Jason Sandford is founder of Ashvegas.com. Jason grew up in Asheville and is a 20-year veteran journalist.
From left: Kitty Love, Franzi Charen and Jennifer Pickering
Three Asheville women with extensive community connections and experience planning and executing festvials are teaming up to create what they hope will be a new signature event for Asheville.
The festival dream team is: Kitty Love, who helped establish the Lexington Avenue Arts and Fun Festival; Jennifer Pickering, founder of LEAF in Black Mountain; and Franzi Charen, founder of the Asheville Grown buy local alliance.
"We've been dreaming on this for a little while. We really want tocreate something that is sustainable and resilient and long-lasting," Pickering said. "We're trying to develop something that becomes another signature event."

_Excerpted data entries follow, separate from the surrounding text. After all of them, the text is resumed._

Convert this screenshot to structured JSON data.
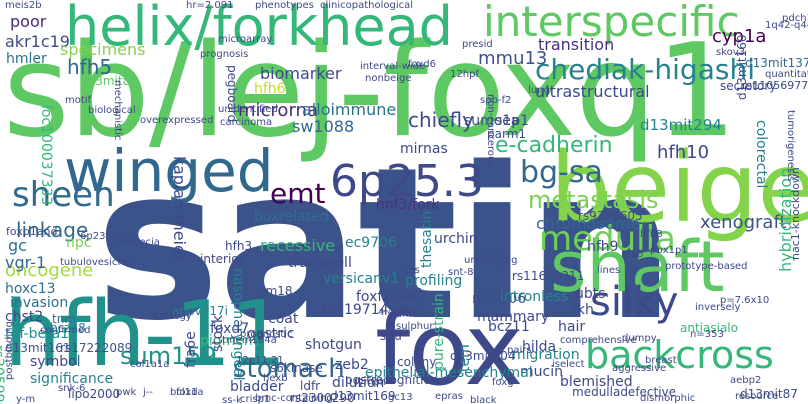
{
  "words": [
    {
      "text": "satin",
      "color": "#3b528b"
    },
    {
      "text": "sb/lej-foxq1",
      "color": "#5ec962"
    },
    {
      "text": "helix/forkhead",
      "color": "#35b779"
    },
    {
      "text": "beige",
      "color": "#84d44b"
    },
    {
      "text": "hfh-11",
      "color": "#21918c"
    },
    {
      "text": "fox",
      "color": "#3e4989"
    },
    {
      "text": "winged",
      "color": "#31688e"
    },
    {
      "text": "shaft",
      "color": "#5ec962"
    },
    {
      "text": "interspecific",
      "color": "#5ec962"
    },
    {
      "text": "sheen",
      "color": "#31688e"
    },
    {
      "text": "6p25.3",
      "color": "#3e4989"
    },
    {
      "text": "medulla",
      "color": "#6ece58"
    },
    {
      "text": "backcross",
      "color": "#35b779"
    },
    {
      "text": "silky",
      "color": "#3e4989"
    },
    {
      "text": "chediak-higashi",
      "color": "#26828e"
    },
    {
      "text": "bg-sa",
      "color": "#31688e"
    },
    {
      "text": "metastasis",
      "color": "#7ad151"
    },
    {
      "text": "stomach",
      "color": "#31688e"
    },
    {
      "text": "sum159",
      "color": "#21918c"
    },
    {
      "text": "emt",
      "color": "#440154"
    },
    {
      "text": "boxrelated",
      "color": "#2c728e"
    },
    {
      "text": "d13mit294",
      "color": "#26828e"
    },
    {
      "text": "transition",
      "color": "#46327e"
    },
    {
      "text": "mmu13",
      "color": "#3b528b"
    },
    {
      "text": "e-cadherin",
      "color": "#35b779"
    },
    {
      "text": "microrna",
      "color": "#472c7a"
    },
    {
      "text": "biomarker",
      "color": "#3e4989"
    },
    {
      "text": "alloimmune",
      "color": "#2c728e"
    },
    {
      "text": "kaplan-meier",
      "color": "#3e4989"
    },
    {
      "text": "linkage",
      "color": "#31688e"
    },
    {
      "text": "oncogene",
      "color": "#a5db36"
    },
    {
      "text": "hfh5",
      "color": "#31688e"
    },
    {
      "text": "hfh10",
      "color": "#3e4989"
    },
    {
      "text": "xenograft",
      "color": "#3b528b"
    },
    {
      "text": "chromosome",
      "color": "#31688e"
    },
    {
      "text": "ultrastructural",
      "color": "#3e4989"
    },
    {
      "text": "cyp1a",
      "color": "#440154"
    },
    {
      "text": "d13mit137",
      "color": "#31688e"
    },
    {
      "text": "akr1c19",
      "color": "#3e4989"
    },
    {
      "text": "hmler",
      "color": "#2c728e"
    },
    {
      "text": "d13mit88",
      "color": "#5ec962"
    },
    {
      "text": "specimens",
      "color": "#84d44b"
    },
    {
      "text": "poor",
      "color": "#482878"
    },
    {
      "text": "loc100037333",
      "color": "#35b779"
    },
    {
      "text": "sw1088",
      "color": "#31688e"
    },
    {
      "text": "chiefly",
      "color": "#3e4989"
    },
    {
      "text": "hfh6",
      "color": "#c2df23"
    },
    {
      "text": "mirnas",
      "color": "#3e4989"
    },
    {
      "text": "sumo1p1",
      "color": "#3e4989"
    },
    {
      "text": "sea",
      "color": "#3e4989"
    },
    {
      "text": "hnf3/fork",
      "color": "#46327e"
    },
    {
      "text": "ec9706",
      "color": "#26828e"
    },
    {
      "text": "recessive",
      "color": "#35b779"
    },
    {
      "text": "urchin",
      "color": "#3e4989"
    },
    {
      "text": "hfh9",
      "color": "#3e4989"
    },
    {
      "text": "colorectal",
      "color": "#26828e"
    },
    {
      "text": "rs9378605",
      "color": "#3e4989"
    },
    {
      "text": "gc",
      "color": "#2c728e"
    },
    {
      "text": "vgr-1",
      "color": "#31688e"
    },
    {
      "text": "npc",
      "color": "#7ad151"
    },
    {
      "text": "hoxc13",
      "color": "#2c728e"
    },
    {
      "text": "invasion",
      "color": "#2c728e"
    },
    {
      "text": "chst2",
      "color": "#3e4989"
    },
    {
      "text": "tnm",
      "color": "#2c728e"
    },
    {
      "text": "tgf-beta1",
      "color": "#21918c"
    },
    {
      "text": "d13mit161",
      "color": "#3b528b"
    },
    {
      "text": "rs17222089",
      "color": "#3b528b"
    },
    {
      "text": "bcz18",
      "color": "#26828e"
    },
    {
      "text": "symbol",
      "color": "#3e4989"
    },
    {
      "text": "rs205990",
      "color": "#35b779"
    },
    {
      "text": "significance",
      "color": "#26828e"
    },
    {
      "text": "lipo2000",
      "color": "#3e4989"
    },
    {
      "text": "interior",
      "color": "#3e4989"
    },
    {
      "text": "hfh3",
      "color": "#3e4989"
    },
    {
      "text": "transwell",
      "color": "#3e4989"
    },
    {
      "text": "profiling",
      "color": "#26828e"
    },
    {
      "text": "rs11699311",
      "color": "#3e4989"
    },
    {
      "text": "nm18",
      "color": "#3e4989"
    },
    {
      "text": "versicanv1",
      "color": "#26828e"
    },
    {
      "text": "foxf2",
      "color": "#3e4989"
    },
    {
      "text": "rs719714",
      "color": "#3e4989"
    },
    {
      "text": "loci",
      "color": "#3e4989"
    },
    {
      "text": "mir-506",
      "color": "#3e4989"
    },
    {
      "text": "intronless",
      "color": "#26828e"
    },
    {
      "text": "mammary",
      "color": "#3e4989"
    },
    {
      "text": "ubts",
      "color": "#3e4989"
    },
    {
      "text": "fkh",
      "color": "#3e4989"
    },
    {
      "text": "hair",
      "color": "#3e4989"
    },
    {
      "text": "appv717i",
      "color": "#26828e"
    },
    {
      "text": "nasopharyngeal",
      "color": "#26828e"
    },
    {
      "text": "coat",
      "color": "#3e4989"
    },
    {
      "text": "fra6e",
      "color": "#3e4989"
    },
    {
      "text": "foxd7",
      "color": "#3e4989"
    },
    {
      "text": "gastric",
      "color": "#3e4989"
    },
    {
      "text": "pigment",
      "color": "#35b779"
    },
    {
      "text": "shotgun",
      "color": "#3e4989"
    },
    {
      "text": "hilda",
      "color": "#3e4989"
    },
    {
      "text": "bcz11",
      "color": "#3e4989"
    },
    {
      "text": "migration",
      "color": "#26828e"
    },
    {
      "text": "mucin",
      "color": "#3e4989"
    },
    {
      "text": "blemished",
      "color": "#3e4989"
    },
    {
      "text": "s6kinase",
      "color": "#3e4989"
    },
    {
      "text": "ldfr",
      "color": "#3e4989"
    },
    {
      "text": "zeb2",
      "color": "#3e4989"
    },
    {
      "text": "dilution",
      "color": "#3e4989"
    },
    {
      "text": "d13mit169",
      "color": "#3e4989"
    },
    {
      "text": "d13mit104",
      "color": "#3e4989"
    },
    {
      "text": "tem",
      "color": "#26828e"
    },
    {
      "text": "pure-strain",
      "color": "#35b779"
    },
    {
      "text": "thesatin",
      "color": "#26828e"
    },
    {
      "text": "bladder",
      "color": "#3e4989"
    },
    {
      "text": "stock",
      "color": "#3e4989"
    },
    {
      "text": "rs2300290",
      "color": "#3e4989"
    },
    {
      "text": "postrecognition",
      "color": "#3e4989"
    },
    {
      "text": "epithelial-mesenchymal",
      "color": "#26828e"
    },
    {
      "text": "medulladefective",
      "color": "#3e4989"
    },
    {
      "text": "d13mit87",
      "color": "#3e4989"
    },
    {
      "text": "hybridization",
      "color": "#35b779"
    },
    {
      "text": "foxp1and",
      "color": "#3e4989"
    },
    {
      "text": "alopecia",
      "color": "#3e4989"
    },
    {
      "text": "postbinding",
      "color": "#3e4989"
    },
    {
      "text": "tubulovesicles",
      "color": "#3e4989"
    },
    {
      "text": "pegboard",
      "color": "#3e4989"
    },
    {
      "text": "parm1",
      "color": "#3e4989"
    },
    {
      "text": "rs11056977",
      "color": "#3e4989"
    },
    {
      "text": "d13mit160",
      "color": "#3e4989"
    },
    {
      "text": "tumorigenesis",
      "color": "#3e4989"
    },
    {
      "text": "quantitative",
      "color": "#3e4989"
    },
    {
      "text": "secretory",
      "color": "#3e4989"
    },
    {
      "text": "nac1-knockdown",
      "color": "#3e4989"
    },
    {
      "text": "antiasialo",
      "color": "#35b779"
    },
    {
      "text": "situ",
      "color": "#3e4989"
    },
    {
      "text": "colony",
      "color": "#3e4989"
    },
    {
      "text": "crisp1",
      "color": "#3e4989"
    },
    {
      "text": "hexb",
      "color": "#3e4989"
    },
    {
      "text": "epras",
      "color": "#3e4989"
    },
    {
      "text": "gc13",
      "color": "#3e4989"
    },
    {
      "text": "black",
      "color": "#3e4989"
    },
    {
      "text": "iselect",
      "color": "#3e4989"
    },
    {
      "text": "aggressive",
      "color": "#3e4989"
    },
    {
      "text": "breast",
      "color": "#3e4989"
    },
    {
      "text": "aebp2",
      "color": "#3e4989"
    },
    {
      "text": "resource",
      "color": "#3e4989"
    },
    {
      "text": "prognostic",
      "color": "#3e4989"
    },
    {
      "text": "foxg",
      "color": "#3e4989"
    },
    {
      "text": "pairs",
      "color": "#3e4989"
    },
    {
      "text": "n=353",
      "color": "#3e4989"
    },
    {
      "text": "dumpy",
      "color": "#3e4989"
    },
    {
      "text": "comprehensive",
      "color": "#3e4989"
    },
    {
      "text": "inversely",
      "color": "#3e4989"
    },
    {
      "text": "p=7.6x10",
      "color": "#3e4989"
    },
    {
      "text": "4.41x10",
      "color": "#3e4989"
    },
    {
      "text": "snt-8",
      "color": "#3e4989"
    },
    {
      "text": "tams",
      "color": "#3e4989"
    },
    {
      "text": "sulphur",
      "color": "#3e4989"
    },
    {
      "text": "underlying",
      "color": "#3e4989"
    },
    {
      "text": "lines",
      "color": "#3e4989"
    },
    {
      "text": "strategy",
      "color": "#3e4989"
    },
    {
      "text": "tmem184a",
      "color": "#3e4989"
    },
    {
      "text": "confirmed",
      "color": "#3e4989"
    },
    {
      "text": "snk-6",
      "color": "#3e4989"
    },
    {
      "text": "pwk",
      "color": "#3e4989"
    },
    {
      "text": "foxd",
      "color": "#3e4989"
    },
    {
      "text": "bcl11a",
      "color": "#3e4989"
    },
    {
      "text": "map",
      "color": "#3e4989"
    },
    {
      "text": "motif",
      "color": "#3e4989"
    },
    {
      "text": "biological",
      "color": "#3e4989"
    },
    {
      "text": "mechanistic",
      "color": "#3e4989"
    },
    {
      "text": "overexpressed",
      "color": "#3e4989"
    },
    {
      "text": "carcinoma",
      "color": "#3e4989"
    },
    {
      "text": "unidentified",
      "color": "#3e4989"
    },
    {
      "text": "microarray",
      "color": "#3e4989"
    },
    {
      "text": "interval-wide",
      "color": "#3e4989"
    },
    {
      "text": "nonbeige",
      "color": "#3e4989"
    },
    {
      "text": "prognosis",
      "color": "#3e4989"
    },
    {
      "text": "non-cancerous",
      "color": "#3e4989"
    },
    {
      "text": "lung",
      "color": "#3e4989"
    },
    {
      "text": "skov3",
      "color": "#3e4989"
    },
    {
      "text": "pdch1",
      "color": "#3e4989"
    },
    {
      "text": "1q42-q44",
      "color": "#3e4989"
    },
    {
      "text": "hr=2.091",
      "color": "#3e4989"
    },
    {
      "text": "phenotypes",
      "color": "#3e4989"
    },
    {
      "text": "clinicopathological",
      "color": "#3e4989"
    },
    {
      "text": "meis2b",
      "color": "#3e4989"
    },
    {
      "text": "col1a1a",
      "color": "#3e4989"
    },
    {
      "text": "6p23-25",
      "color": "#3e4989"
    },
    {
      "text": "dismorphic",
      "color": "#3e4989"
    },
    {
      "text": "foxd6",
      "color": "#3e4989"
    },
    {
      "text": "12hpf",
      "color": "#3e4989"
    },
    {
      "text": "spb-f2",
      "color": "#3e4989"
    },
    {
      "text": "hfh8",
      "color": "#3e4989"
    },
    {
      "text": "pbx1p1",
      "color": "#3e4989"
    },
    {
      "text": "prototype-based",
      "color": "#3e4989"
    },
    {
      "text": "lymph",
      "color": "#3e4989"
    },
    {
      "text": "y-m",
      "color": "#3e4989"
    },
    {
      "text": "ss-k",
      "color": "#3e4989"
    },
    {
      "text": "12p11.21",
      "color": "#3e4989"
    },
    {
      "text": "j--",
      "color": "#3e4989"
    },
    {
      "text": "bmc-containing",
      "color": "#3e4989"
    },
    {
      "text": "presid",
      "color": "#3e4989"
    },
    {
      "text": "ubs",
      "color": "#3e4989"
    }
  ]
}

Love said the trio will draw upon years of experience working with successful festivals. The plan is to hold a one-day event on Aug. 31 on Lexington Avenue, using the LAAFF name, with the intent of holding much bigger event around the same date in 2015, Love said. LAAFF organizers canceled last year's event and promised to bring it back in 2014. The 2015 event would be a multi-day affair and would not close numerous downtown streets like Bele Chere did, Love said.
Festivals in Asheville have struggled in recent years. Earlier this year, Moogfest organizers announced that the retooled event earlier this year lost money. Last year, Asheville City Council decided to stop providing taxpayer money for the city's long-running Bele Chere event, which will not be held this year. And other events, including the annual Goombay! Festival in downtown and an October zombie walk, were scaled back or canceled.
Love, Pickering and Charen want to fill the festival void, and they want the public to help. They're actively asking the community to help name the event, and they're exploring questions about how to grow and market a sustainable event.
"As organizers for three of Asheville’s premier festivals (LAAFF, LEAF and Big Love) our collective annual impact has been significant in attendance and draw, in economic impact, in creating culture, and by organically identifying the soul of our community, all without the use of public funding,"Love said. "In the absence of Bele Chere we have a unique opportunity to create an event that truly reflects Asheville today and to inspire others to reproduce this model and build stronger cities across the nation."
Pickering said the group is thinking about an event that would pull the best elements from past events.
"We envision places where you can sample what LAAFF was - tutus and boas and men in skirts - and an area where you can experience LEAF in downtown by diving into family adventure and the arts," as well as an area that reflects the social entrepreneurship that's central to Asheville Grown, Pickering said.
"In a nutshell, it's an event that samples the best Asheville has to offer in arts, music and entrepreneurship," she said.
Pickering said the goal is to create an event that supports itself and that is run by a nonprofit endeavor.
Charen said the group wants community suggestions on a name for the new festival as it works out all the details of the event.
"Where we lack capital, we make it up in social equity," Charen said, "and that's more powerful.
"That's what Asheville Grown has always said - if you can figure out how to collaborate, then you'll be successful."